Das Schwarze Meer war nicht der einzige Kriegsschauplatz des Krimkrieges. Die Alliierten wurden auch in der Ostsee tätig und eroberten im Jahre 1853 die russische Festung Bomarsund auf den Ålandinseln. Hier wurden, ähnlich wie in Galizien, starke russische Kräfte gebunden. Zu Kampfhandlungen kam es auch in Kola und Kamtschatka. Lediglich die Traditionen des Kabinettkrieges verhinderten eine Ausweitung zum Weltkrieg.

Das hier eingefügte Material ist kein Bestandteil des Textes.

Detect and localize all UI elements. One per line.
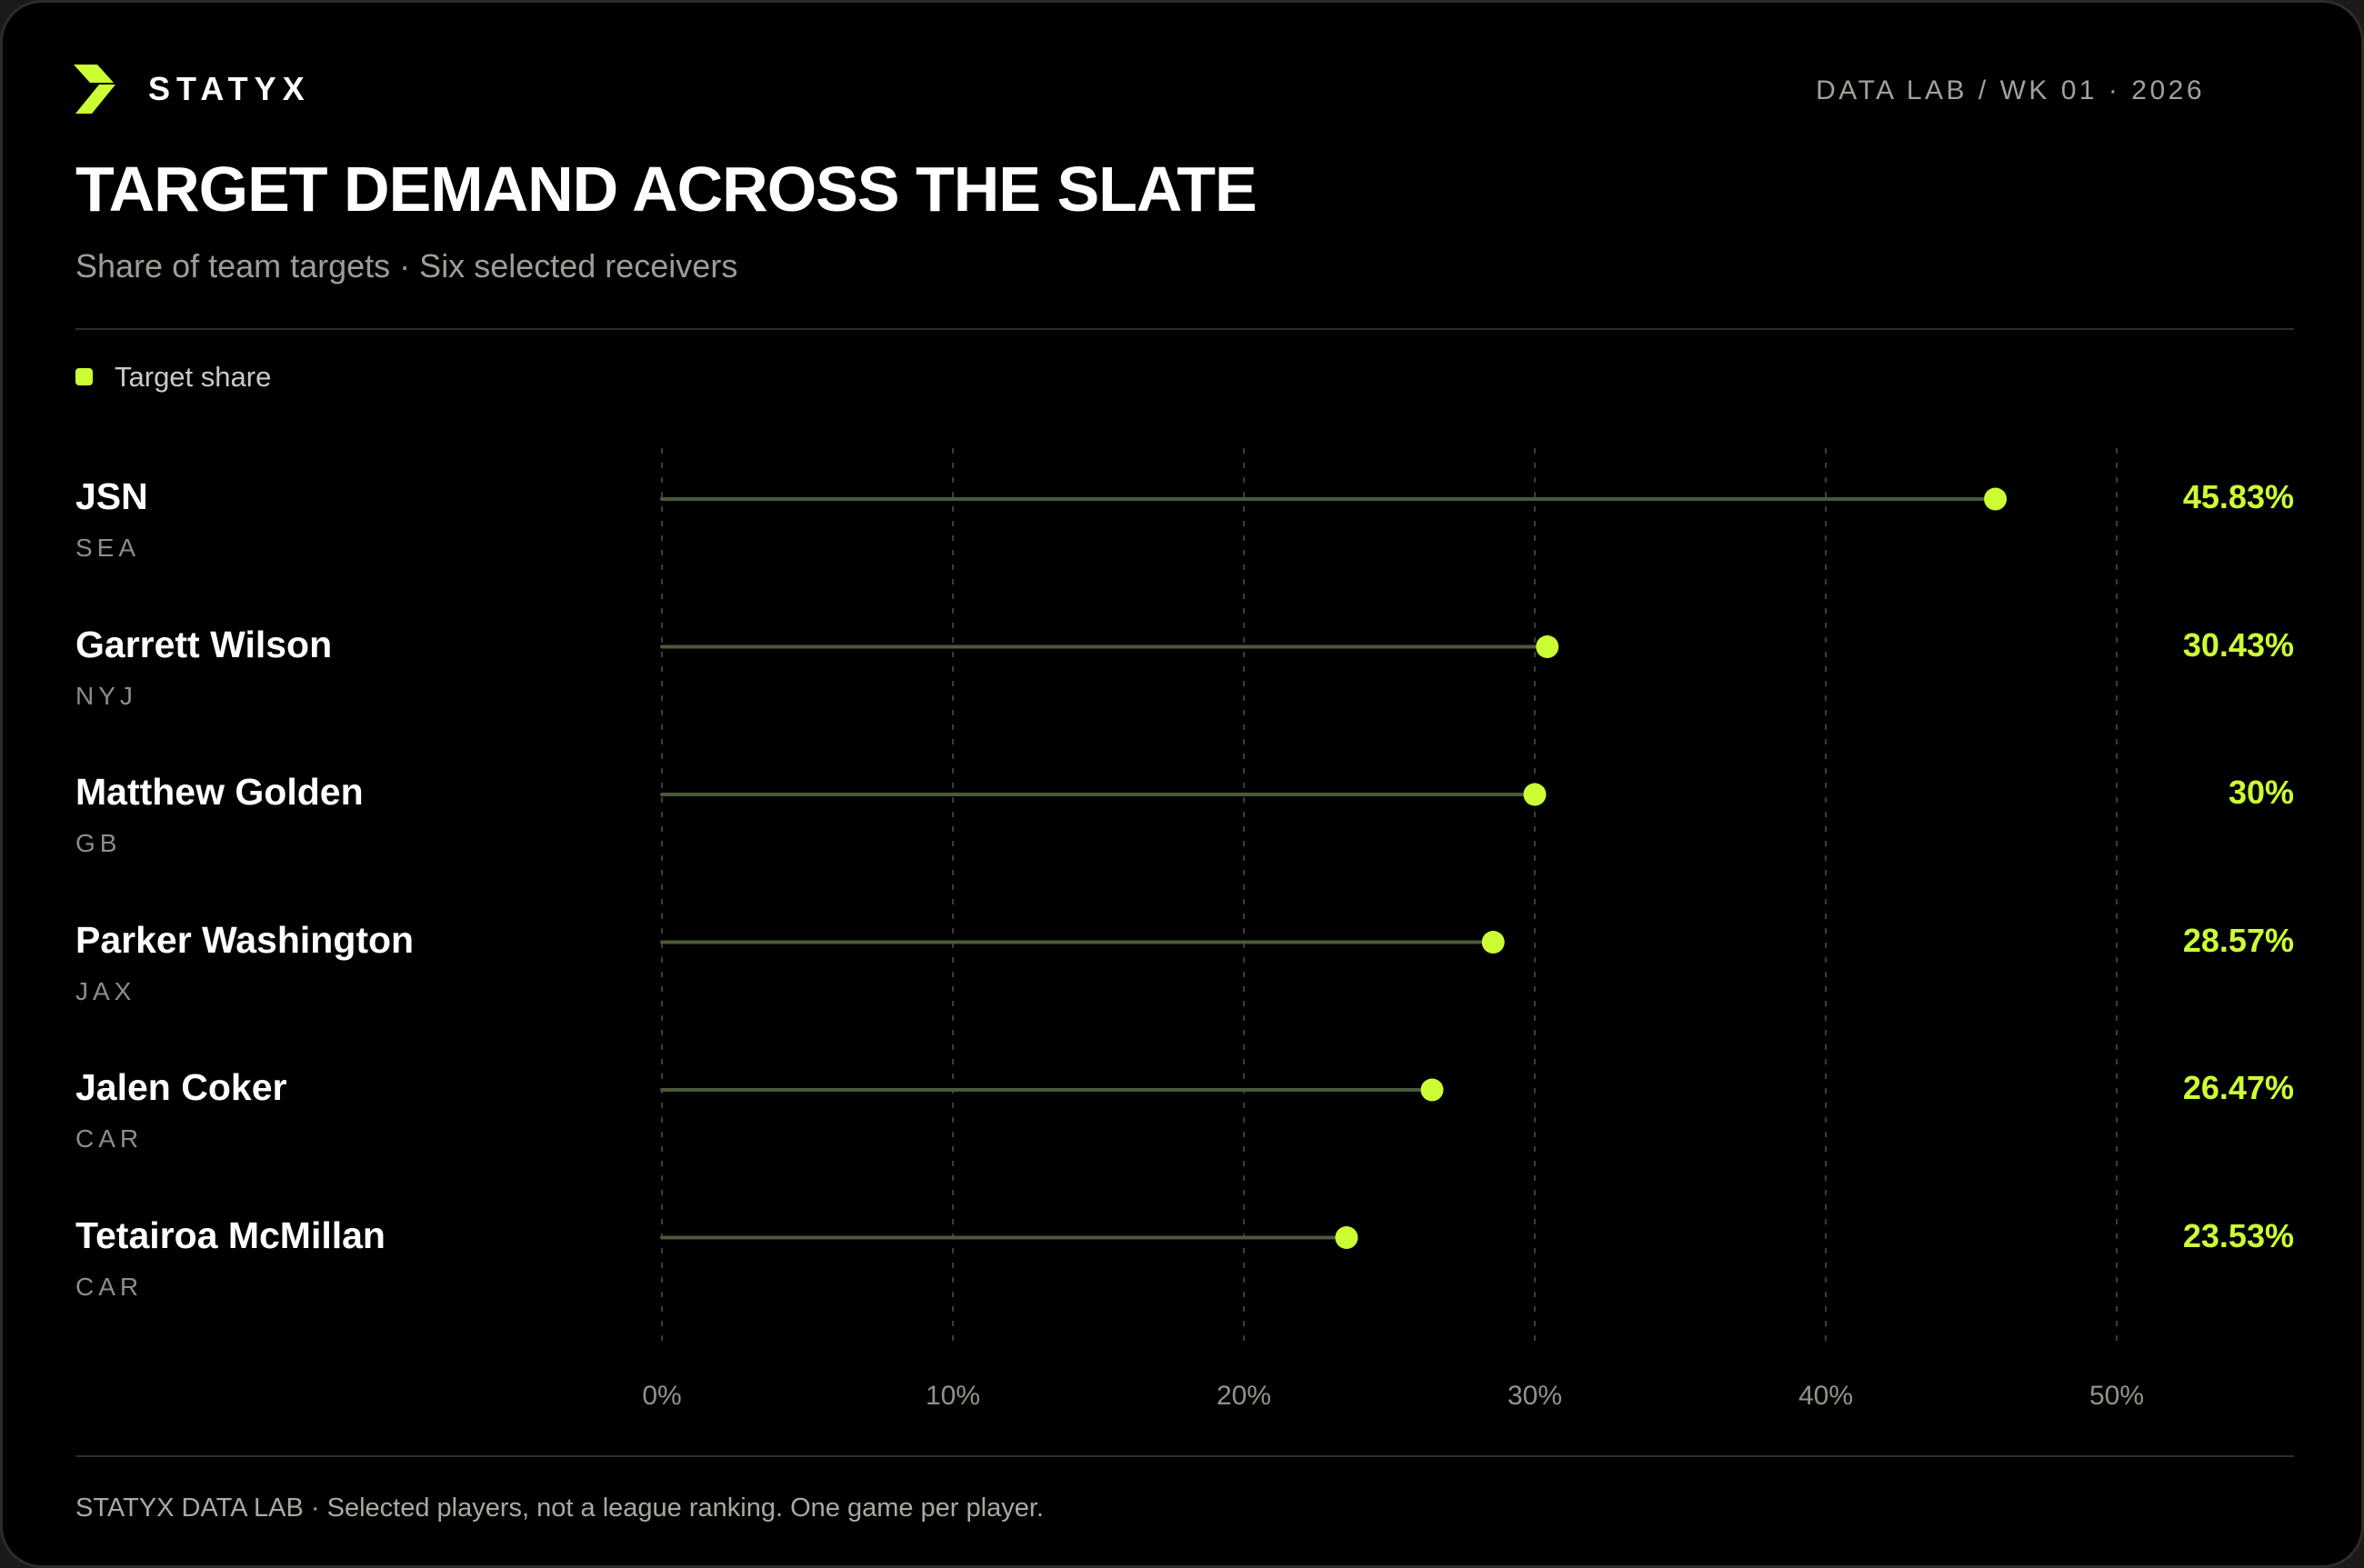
chart-subtitle: Share of team targets · Six selected rec… bbox=[75, 247, 738, 285]
player-value: 26.47% bbox=[2182, 1069, 2294, 1106]
player-value: 45.83% bbox=[2182, 478, 2294, 515]
player-row: Matthew Golden GB 30% bbox=[3, 774, 2361, 940]
x-tick-label: 0% bbox=[642, 1381, 682, 1411]
x-tick-label: 20% bbox=[1216, 1381, 1272, 1411]
lollipop-dot bbox=[1536, 635, 1559, 658]
player-team: SEA bbox=[75, 534, 141, 562]
x-tick-label: 30% bbox=[1507, 1381, 1563, 1411]
legend: Target share bbox=[75, 363, 271, 391]
player-team: CAR bbox=[75, 1272, 144, 1301]
brand-name: STATYX bbox=[148, 70, 311, 107]
player-team: JAX bbox=[75, 976, 136, 1005]
x-tick-label: 50% bbox=[2089, 1381, 2145, 1411]
player-team: GB bbox=[75, 829, 122, 857]
lollipop-dot bbox=[1523, 783, 1547, 806]
header-divider bbox=[75, 328, 2294, 330]
footer-divider bbox=[75, 1455, 2294, 1457]
lollipop-dot bbox=[1984, 487, 2008, 511]
player-name: Parker Washington bbox=[75, 918, 415, 961]
player-value: 28.57% bbox=[2182, 921, 2294, 959]
player-name: Tetairoa McMillan bbox=[75, 1213, 386, 1256]
player-row: JSN SEA 45.83% bbox=[3, 478, 2361, 644]
legend-swatch bbox=[75, 368, 93, 385]
bolt-logo-icon bbox=[74, 65, 115, 114]
lollipop-dot bbox=[1335, 1226, 1358, 1249]
x-tick-label: 40% bbox=[1798, 1381, 1854, 1411]
player-row: Tetairoa McMillan CAR 23.53% bbox=[3, 1216, 2361, 1383]
player-value: 30% bbox=[2228, 774, 2294, 811]
brand: STATYX bbox=[70, 63, 311, 115]
x-tick-label: 10% bbox=[925, 1381, 981, 1411]
player-name: JSN bbox=[75, 475, 148, 517]
player-team: CAR bbox=[75, 1124, 144, 1153]
chart-title: TARGET DEMAND ACROSS THE SLATE bbox=[75, 154, 1257, 225]
lollipop-plot bbox=[660, 448, 2118, 1348]
player-name: Garrett Wilson bbox=[75, 623, 333, 665]
player-value: 30.43% bbox=[2182, 625, 2294, 664]
legend-label: Target share bbox=[115, 361, 272, 393]
footer-note: STATYX DATA LAB · Selected players, not … bbox=[75, 1493, 1044, 1523]
lollipop-dot bbox=[1481, 931, 1505, 954]
player-row: Parker Washington JAX 28.57% bbox=[3, 921, 2361, 1088]
player-name: Jalen Coker bbox=[75, 1066, 287, 1108]
player-name: Matthew Golden bbox=[75, 771, 364, 813]
lollipop-dot bbox=[1420, 1078, 1444, 1102]
player-team: NYJ bbox=[75, 681, 137, 710]
player-value: 23.53% bbox=[2182, 1216, 2294, 1254]
player-row: Garrett Wilson NYJ 30.43% bbox=[3, 625, 2361, 793]
edition-meta: DATA LAB / WK 01 · 2026 bbox=[1816, 75, 2205, 105]
player-row: Jalen Coker CAR 26.47% bbox=[3, 1069, 2361, 1235]
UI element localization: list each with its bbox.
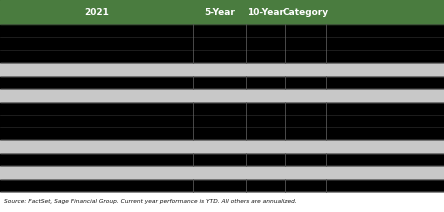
Bar xyxy=(0,0,444,24)
Text: Category: Category xyxy=(283,8,329,17)
Bar xyxy=(0,166,444,179)
Bar xyxy=(0,24,444,192)
Text: 2021: 2021 xyxy=(84,8,109,17)
Bar xyxy=(0,140,444,153)
Text: 5-Year: 5-Year xyxy=(204,8,235,17)
Text: 10-Year: 10-Year xyxy=(247,8,285,17)
Bar xyxy=(0,192,444,212)
Bar xyxy=(0,89,444,102)
Text: Source: FactSet, Sage Financial Group. Current year performance is YTD. All othe: Source: FactSet, Sage Financial Group. C… xyxy=(4,199,297,204)
Bar xyxy=(0,63,444,76)
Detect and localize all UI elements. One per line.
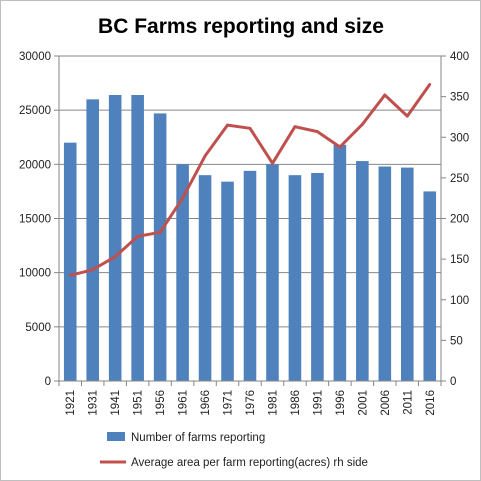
x-axis-ticks: 1921 1931 1941 1951 1956 1961 1966 1971 1976 1981…: [65, 390, 437, 416]
x-tick-label-1976: 1976: [245, 390, 257, 416]
right-tick-label-8: 400: [450, 51, 469, 63]
x-tick-label-2016: 2016: [425, 390, 437, 416]
bar-1931: [86, 99, 99, 381]
x-tick-label-1996: 1996: [335, 390, 347, 416]
left-tick-label-5: 25000: [19, 105, 51, 117]
x-tick-label-1981: 1981: [267, 390, 279, 416]
line-point-1921: [68, 273, 72, 277]
x-tick-label-1986: 1986: [290, 390, 302, 416]
line-point-1971: [226, 123, 229, 127]
bar-1971: [221, 181, 234, 381]
right-tick-label-3: 150: [450, 254, 469, 266]
line-point-2016: [428, 83, 432, 86]
line-point-1991: [316, 130, 319, 133]
bar-1986: [288, 175, 302, 381]
bar-1981: [266, 164, 279, 381]
legend: Number of farms reporting Average area p…: [100, 432, 368, 469]
legend-swatch-bars: [107, 432, 125, 441]
line-point-2001: [360, 122, 364, 126]
line-point-2006: [383, 93, 387, 97]
x-tick-label-1951: 1951: [133, 390, 145, 416]
line-point-1981: [271, 161, 274, 165]
x-tick-label-1931: 1931: [88, 390, 100, 416]
line-point-1986: [293, 125, 297, 129]
right-tick-label-5: 250: [450, 173, 469, 185]
line-point-1956: [158, 230, 162, 234]
bar-2011: [401, 167, 414, 381]
bar-1956: [153, 113, 167, 382]
bar-2001: [356, 161, 369, 381]
x-tick-label-1961: 1961: [178, 390, 190, 416]
line-point-1976: [248, 126, 252, 130]
line-point-1996: [338, 145, 342, 149]
x-tick-label-1941: 1941: [110, 390, 122, 416]
bar-1961: [176, 164, 189, 381]
right-tick-label-4: 200: [450, 214, 469, 226]
line-point-1931: [91, 268, 95, 272]
legend-label-line: Average area per farm reporting(acres) r…: [131, 457, 368, 469]
bar-1921: [63, 142, 77, 381]
line-point-1966: [203, 154, 207, 158]
bar-1976: [243, 170, 257, 381]
bar-1941: [108, 95, 122, 381]
right-tick-label-2: 100: [450, 295, 469, 307]
line-point-1951: [136, 234, 140, 238]
left-tick-label-6: 30000: [19, 51, 51, 63]
bar-1996: [333, 144, 347, 381]
bar-series: [63, 95, 437, 382]
left-axis-ticks: 0 5000 10000 15000 20000 25000 30000: [19, 51, 51, 388]
x-tick-label-1956: 1956: [155, 390, 167, 416]
x-tick-label-2006: 2006: [380, 390, 392, 416]
right-axis-ticks: 0 50 100 150 200 250 300 350 400: [450, 51, 469, 388]
x-tick-label-1921: 1921: [65, 390, 77, 416]
left-tick-label-0: 0: [45, 376, 51, 388]
bar-1966: [198, 175, 212, 381]
chart-title: BC Farms reporting and size: [98, 15, 384, 38]
right-tick-label-6: 300: [450, 132, 469, 144]
legend-label-bars: Number of farms reporting: [131, 432, 265, 444]
bar-1991: [311, 173, 324, 381]
left-tick-label-4: 20000: [19, 159, 51, 171]
x-tick-label-1991: 1991: [312, 390, 324, 416]
right-tick-label-1: 50: [450, 335, 463, 347]
bar-2006: [378, 166, 392, 381]
line-point-1961: [181, 196, 184, 200]
x-tick-label-1966: 1966: [200, 390, 212, 416]
x-tick-label-1971: 1971: [223, 390, 235, 416]
x-tick-label-2001: 2001: [357, 390, 369, 416]
axes: [54, 55, 446, 386]
left-tick-label-1: 5000: [25, 322, 51, 334]
left-tick-label-2: 10000: [19, 268, 51, 280]
line-point-1941: [113, 255, 117, 259]
left-tick-label-3: 15000: [19, 214, 51, 226]
right-tick-label-0: 0: [450, 376, 456, 388]
line-point-2011: [405, 114, 409, 118]
right-tick-label-7: 350: [450, 92, 469, 104]
line-series: [68, 83, 432, 277]
bar-2016: [423, 191, 437, 381]
x-tick-label-2011: 2011: [402, 390, 414, 415]
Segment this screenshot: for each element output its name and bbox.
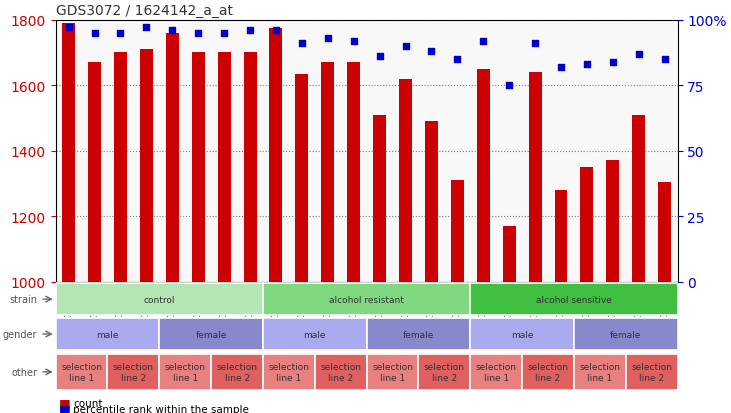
Text: male: male	[96, 330, 118, 339]
Point	[115, 30, 126, 37]
Bar	[243, 53, 257, 282]
Text: selection
line 1: selection line 1	[61, 362, 102, 382]
Text: ■: ■	[58, 396, 70, 409]
Bar	[470, 354, 522, 390]
Bar	[367, 354, 418, 390]
Text: alcohol resistant: alcohol resistant	[329, 295, 404, 304]
Point	[348, 38, 360, 45]
Point	[529, 41, 541, 47]
Point	[244, 28, 256, 34]
Point	[296, 41, 308, 47]
Point	[607, 59, 618, 66]
Text: female: female	[403, 330, 434, 339]
Point	[167, 28, 178, 34]
Bar	[451, 180, 463, 282]
Point	[504, 83, 515, 89]
Bar	[477, 69, 490, 282]
Bar	[347, 63, 360, 282]
Point	[633, 51, 645, 58]
Text: selection
line 1: selection line 1	[476, 362, 517, 382]
Bar	[470, 318, 574, 350]
Point	[88, 30, 100, 37]
Text: selection
line 2: selection line 2	[528, 362, 569, 382]
Text: selection
line 1: selection line 1	[164, 362, 205, 382]
Text: selection
line 1: selection line 1	[268, 362, 309, 382]
Point	[581, 62, 593, 68]
Bar	[56, 318, 159, 350]
Text: selection
line 2: selection line 2	[424, 362, 465, 382]
Text: selection
line 1: selection line 1	[372, 362, 413, 382]
Text: ■: ■	[58, 402, 70, 413]
Text: gender: gender	[2, 329, 37, 339]
Text: strain: strain	[9, 294, 37, 304]
Bar	[367, 318, 470, 350]
Bar	[114, 53, 127, 282]
Bar	[580, 168, 594, 282]
Point	[219, 30, 230, 37]
Bar	[658, 182, 671, 282]
Bar	[56, 354, 107, 390]
Bar	[399, 79, 412, 282]
Bar	[322, 63, 334, 282]
Text: alcohol sensitive: alcohol sensitive	[536, 295, 612, 304]
Bar	[632, 115, 645, 282]
Bar	[192, 53, 205, 282]
Text: male: male	[303, 330, 326, 339]
Text: selection
line 2: selection line 2	[113, 362, 154, 382]
Bar	[263, 354, 315, 390]
Text: selection
line 2: selection line 2	[216, 362, 257, 382]
Text: control: control	[143, 295, 175, 304]
Bar	[470, 284, 678, 315]
Point	[452, 57, 463, 63]
Bar	[574, 354, 626, 390]
Bar	[218, 53, 230, 282]
Point	[140, 25, 152, 32]
Point	[400, 43, 412, 50]
Text: female: female	[195, 330, 227, 339]
Text: GDS3072 / 1624142_a_at: GDS3072 / 1624142_a_at	[56, 4, 232, 18]
Point	[270, 28, 281, 34]
Text: percentile rank within the sample: percentile rank within the sample	[73, 404, 249, 413]
Text: other: other	[11, 367, 37, 377]
Bar	[166, 33, 179, 282]
Bar	[62, 24, 75, 282]
Text: count: count	[73, 398, 102, 408]
Point	[192, 30, 204, 37]
Point	[425, 49, 437, 55]
Bar	[529, 73, 542, 282]
Text: selection
line 2: selection line 2	[631, 362, 673, 382]
Bar	[373, 115, 386, 282]
Bar	[140, 50, 153, 282]
Point	[374, 54, 385, 60]
Bar	[263, 284, 470, 315]
Bar	[315, 354, 367, 390]
Bar	[418, 354, 470, 390]
Bar	[503, 226, 515, 282]
Bar	[555, 190, 567, 282]
Point	[63, 25, 75, 32]
Bar	[606, 161, 619, 282]
Point	[659, 57, 670, 63]
Bar	[574, 318, 678, 350]
Bar	[211, 354, 263, 390]
Bar	[56, 284, 263, 315]
Bar	[626, 354, 678, 390]
Bar	[295, 74, 308, 282]
Text: selection
line 2: selection line 2	[320, 362, 361, 382]
Bar	[522, 354, 574, 390]
Point	[322, 36, 333, 42]
Bar	[270, 28, 282, 282]
Point	[555, 64, 567, 71]
Bar	[159, 354, 211, 390]
Bar	[263, 318, 367, 350]
Bar	[107, 354, 159, 390]
Bar	[88, 63, 101, 282]
Text: selection
line 1: selection line 1	[580, 362, 621, 382]
Bar	[425, 122, 438, 282]
Bar	[159, 318, 263, 350]
Text: female: female	[610, 330, 642, 339]
Text: male: male	[511, 330, 534, 339]
Point	[477, 38, 489, 45]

Am 28. Dezember 1855 erfolgte ein erneutes österreichisches Ultimatum an den Zaren. Dieser gab am 4. Januar 1856 nach und erklärte sich bereit, Frieden zu schließen. Am 25. Februar 1856 begann der Pariser Friedenskongreß. Walewski, Sohn von Napoleon I. und Maria Walewska, welche seinerzeit Napoleon I. nach Elba gefolgt war, leitete die Verhandlungen. Am 30. März 1856 wurde der Friedensvertrag unterzeichnet. Das Osmanische Reich blieb im wesentlichen unbeeinträchtigt. Lediglich Serbien, Bulgarien, Moldau und die Walachei wurden von nun an statt unter die Suzeränität der Pforte nun unter eine gemeinsame Suzeränität der Vertragsmächte gestellt. Die Christen im Osmanischen Reich wurden dem Schutze des Zaren entzogen und unter den höchst zweifelhaften Schutz der Vertragsmächte gestellt, die Donauschiffahrt wurde erleichtert.
Die Entmilitarisierung des Schwarzen Meeres konnte kaum als Fortschritt angesehen werden. Immerhin wurde Rußland zurückgedrängt. Es trat seinen Anteil der Donaumündung sowie einen Teil Bessarabiens, einen etwa 50 km tiefen Streifen jenseits von Pruth und Donau, an das Fürstentum Moldau ab.
Zar Nikolaus I. war tief enttäuscht am 2. März 1855 in Sankt Petersburg gestorben. Die Bilder Franz Josephs und die vielen Andenken an Österreich hatte er längst aus seinem Arbeitszimmer und den Gemächern verbannt.
Seine Enttäuschung über Österreichs Haltung faßte er in die Worte: „Eher will ich Polen die Freiheit schenken, als daß ich diesen Verrat vergesse.“ Sein ganzes Herrscherleben hatte sich Nikolaus erfolgreich der Bekämpfung von Liberalismus und Revolution gewidmet und dabei weder Mühe noch solidarische Anstrengung zugunsten der Allianzmächte gescheut.
Die letzten Worte des Zaren auf dem Totenbett galten dem preußischen König Friedrich Wilhelm IV., den er bat, die gemeinsamen Interessen nicht zu vergessen.